Slightly tangentially to the original question, I've seen databases use prefixes to indicate the type of data that a table is holding. There'd be a prefix for lookup tables which are obviously pretty static in both size and content and a different prefix for the tables that contain variable data. This in turn may be broken into having one prefix for tables that are added to but not really changed like logging, processed orders, customer transactions etc, and and another for more variable data like customer balance or whatever. Link tables could also have their own prefix to separate them out too.

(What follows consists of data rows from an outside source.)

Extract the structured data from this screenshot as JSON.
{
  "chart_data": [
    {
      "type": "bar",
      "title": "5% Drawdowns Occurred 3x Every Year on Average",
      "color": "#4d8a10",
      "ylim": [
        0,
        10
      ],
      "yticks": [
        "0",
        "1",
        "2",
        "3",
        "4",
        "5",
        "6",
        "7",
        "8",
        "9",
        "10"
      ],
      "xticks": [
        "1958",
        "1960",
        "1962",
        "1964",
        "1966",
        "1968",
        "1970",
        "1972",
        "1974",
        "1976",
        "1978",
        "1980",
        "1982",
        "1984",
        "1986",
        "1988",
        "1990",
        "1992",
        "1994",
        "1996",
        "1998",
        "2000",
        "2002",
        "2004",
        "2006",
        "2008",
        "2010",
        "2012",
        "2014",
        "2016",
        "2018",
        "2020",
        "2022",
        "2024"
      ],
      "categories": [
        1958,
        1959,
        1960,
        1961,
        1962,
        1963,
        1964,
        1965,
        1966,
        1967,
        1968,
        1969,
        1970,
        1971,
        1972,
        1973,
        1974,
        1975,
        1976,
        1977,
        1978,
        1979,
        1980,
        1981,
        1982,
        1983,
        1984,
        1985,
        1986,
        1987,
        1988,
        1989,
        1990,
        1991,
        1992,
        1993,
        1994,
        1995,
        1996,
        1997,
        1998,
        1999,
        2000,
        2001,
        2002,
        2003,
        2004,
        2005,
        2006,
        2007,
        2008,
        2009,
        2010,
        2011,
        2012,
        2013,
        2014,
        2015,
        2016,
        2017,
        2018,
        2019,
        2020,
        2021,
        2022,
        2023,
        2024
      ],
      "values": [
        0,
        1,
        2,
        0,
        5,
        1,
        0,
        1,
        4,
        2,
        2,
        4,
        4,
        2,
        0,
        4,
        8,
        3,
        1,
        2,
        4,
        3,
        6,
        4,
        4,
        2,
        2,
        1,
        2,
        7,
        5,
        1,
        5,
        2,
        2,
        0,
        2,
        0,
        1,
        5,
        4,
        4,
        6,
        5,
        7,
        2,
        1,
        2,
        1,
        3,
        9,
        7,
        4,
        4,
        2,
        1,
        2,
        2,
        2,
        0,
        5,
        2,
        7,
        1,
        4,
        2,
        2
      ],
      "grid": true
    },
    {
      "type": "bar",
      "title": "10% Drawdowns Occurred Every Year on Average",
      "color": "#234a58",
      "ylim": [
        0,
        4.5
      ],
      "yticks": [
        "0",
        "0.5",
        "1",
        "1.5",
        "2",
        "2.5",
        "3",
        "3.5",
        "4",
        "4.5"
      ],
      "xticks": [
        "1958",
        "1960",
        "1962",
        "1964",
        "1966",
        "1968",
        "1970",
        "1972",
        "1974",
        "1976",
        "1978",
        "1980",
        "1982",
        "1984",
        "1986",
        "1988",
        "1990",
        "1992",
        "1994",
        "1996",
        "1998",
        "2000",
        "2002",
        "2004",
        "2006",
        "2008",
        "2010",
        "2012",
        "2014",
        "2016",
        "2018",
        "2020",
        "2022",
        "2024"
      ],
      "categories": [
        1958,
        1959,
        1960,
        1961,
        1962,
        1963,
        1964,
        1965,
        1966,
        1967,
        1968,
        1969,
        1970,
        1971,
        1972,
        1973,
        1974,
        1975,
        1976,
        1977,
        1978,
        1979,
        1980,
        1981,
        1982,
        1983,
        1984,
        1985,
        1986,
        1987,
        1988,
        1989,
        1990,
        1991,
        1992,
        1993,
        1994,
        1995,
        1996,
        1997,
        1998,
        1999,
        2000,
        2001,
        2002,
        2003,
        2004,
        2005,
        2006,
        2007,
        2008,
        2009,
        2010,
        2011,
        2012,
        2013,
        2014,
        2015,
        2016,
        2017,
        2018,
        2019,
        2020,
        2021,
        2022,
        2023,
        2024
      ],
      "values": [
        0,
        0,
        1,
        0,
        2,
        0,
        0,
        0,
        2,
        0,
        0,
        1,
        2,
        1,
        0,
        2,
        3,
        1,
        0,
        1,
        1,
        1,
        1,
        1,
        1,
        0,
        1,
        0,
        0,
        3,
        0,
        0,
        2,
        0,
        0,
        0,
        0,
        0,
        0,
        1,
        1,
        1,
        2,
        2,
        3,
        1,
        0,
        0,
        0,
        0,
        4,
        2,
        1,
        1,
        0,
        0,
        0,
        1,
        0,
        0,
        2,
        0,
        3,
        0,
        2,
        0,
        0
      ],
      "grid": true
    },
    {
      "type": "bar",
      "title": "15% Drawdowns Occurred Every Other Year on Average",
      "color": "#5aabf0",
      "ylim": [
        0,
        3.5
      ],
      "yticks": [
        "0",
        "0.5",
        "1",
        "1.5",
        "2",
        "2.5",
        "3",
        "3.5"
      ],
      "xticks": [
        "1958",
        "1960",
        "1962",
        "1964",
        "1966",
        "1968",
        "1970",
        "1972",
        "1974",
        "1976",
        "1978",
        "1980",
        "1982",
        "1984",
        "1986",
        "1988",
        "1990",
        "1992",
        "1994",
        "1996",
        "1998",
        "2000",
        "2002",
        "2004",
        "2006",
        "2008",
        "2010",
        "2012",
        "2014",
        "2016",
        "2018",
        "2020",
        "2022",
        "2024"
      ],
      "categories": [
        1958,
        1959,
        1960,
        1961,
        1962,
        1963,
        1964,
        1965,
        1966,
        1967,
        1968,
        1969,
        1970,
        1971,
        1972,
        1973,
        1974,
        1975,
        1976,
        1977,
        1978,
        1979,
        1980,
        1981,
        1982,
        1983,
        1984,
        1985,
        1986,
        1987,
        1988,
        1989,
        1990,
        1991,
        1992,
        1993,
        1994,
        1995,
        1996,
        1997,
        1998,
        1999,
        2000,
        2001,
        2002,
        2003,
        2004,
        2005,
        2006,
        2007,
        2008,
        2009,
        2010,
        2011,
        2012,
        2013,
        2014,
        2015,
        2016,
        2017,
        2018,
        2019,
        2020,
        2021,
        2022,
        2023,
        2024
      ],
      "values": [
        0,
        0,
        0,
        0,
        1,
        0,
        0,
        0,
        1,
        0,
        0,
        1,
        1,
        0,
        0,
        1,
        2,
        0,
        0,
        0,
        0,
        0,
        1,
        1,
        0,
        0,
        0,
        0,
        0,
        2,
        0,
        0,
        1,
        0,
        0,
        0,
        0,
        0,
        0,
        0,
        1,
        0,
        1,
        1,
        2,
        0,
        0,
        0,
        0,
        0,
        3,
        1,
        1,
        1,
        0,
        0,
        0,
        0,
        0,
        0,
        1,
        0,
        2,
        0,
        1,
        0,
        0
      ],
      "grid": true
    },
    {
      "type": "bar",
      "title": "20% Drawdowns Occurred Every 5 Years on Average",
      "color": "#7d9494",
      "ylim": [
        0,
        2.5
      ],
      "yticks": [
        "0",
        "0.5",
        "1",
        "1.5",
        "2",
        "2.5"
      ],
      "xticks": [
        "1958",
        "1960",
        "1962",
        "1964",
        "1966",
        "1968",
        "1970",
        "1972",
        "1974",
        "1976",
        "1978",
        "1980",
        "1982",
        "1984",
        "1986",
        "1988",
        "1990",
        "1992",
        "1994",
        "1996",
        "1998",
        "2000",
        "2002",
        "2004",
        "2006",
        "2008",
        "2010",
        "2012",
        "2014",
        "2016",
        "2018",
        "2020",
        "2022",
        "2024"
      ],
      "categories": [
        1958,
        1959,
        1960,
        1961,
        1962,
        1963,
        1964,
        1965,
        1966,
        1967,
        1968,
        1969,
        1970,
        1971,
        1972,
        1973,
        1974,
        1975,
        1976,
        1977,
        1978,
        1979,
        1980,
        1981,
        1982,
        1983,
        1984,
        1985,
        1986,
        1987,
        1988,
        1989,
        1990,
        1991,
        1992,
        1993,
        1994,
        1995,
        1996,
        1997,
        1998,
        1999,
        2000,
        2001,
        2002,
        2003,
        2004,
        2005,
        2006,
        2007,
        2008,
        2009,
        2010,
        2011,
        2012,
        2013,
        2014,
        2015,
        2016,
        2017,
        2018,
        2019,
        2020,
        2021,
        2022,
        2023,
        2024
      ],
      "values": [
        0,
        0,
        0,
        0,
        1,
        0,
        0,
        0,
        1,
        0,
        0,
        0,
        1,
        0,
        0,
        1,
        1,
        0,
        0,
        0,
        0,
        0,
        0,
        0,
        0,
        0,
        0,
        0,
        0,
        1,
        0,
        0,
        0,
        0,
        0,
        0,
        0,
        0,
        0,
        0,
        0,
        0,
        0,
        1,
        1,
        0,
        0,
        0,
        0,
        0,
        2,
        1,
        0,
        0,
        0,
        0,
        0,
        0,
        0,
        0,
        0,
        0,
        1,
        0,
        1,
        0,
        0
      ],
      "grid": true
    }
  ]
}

I have never seen a naming collision, as it usually doesn't make sense to put tables from different applications into the same database namespace. If you had some sort of reusable library that could be integrated into different applications, perhaps that might be a reason, but I haven't seen anything like that.
Though, now that I think about it, there are some cheap web hosting providers that only allow users to create a very small number of databases, so it would be possible to run a number of different applications using a single database, so long as the names didn't collide (and such a prefixing convention would certainly help).
Multiple applications using a particular table, correct. Prefixes prevent name collision. Also, it makes it rather simple to backup tables and keep them in the same database, just change the prefix and your backup will be fully functional, etc. Aside from that, it's just good practice.
Prefixes are a good way to sort out which sql objects are associated with which app when multiple apps dip into the same database.
I have also prefixed sql objects differently within the same app to facilitate easier management of security. i.e. all the objects with admin_ need this security applied and the rest need something else.
Prefixes can be handy for humans, search tools and scripts. If the situation is a simple one, however, there is probably no use for them at all.
It's most often use if several applications are sharing one database. For example, if you install Wordpress, it prefixes all tables with "wp_". This is good if you want your applications to share data very easily(sessions across all applications in your company, for example.)
There are better ways to accomplish this however, and I never prefix my table names, as each application has it's own self-contained database.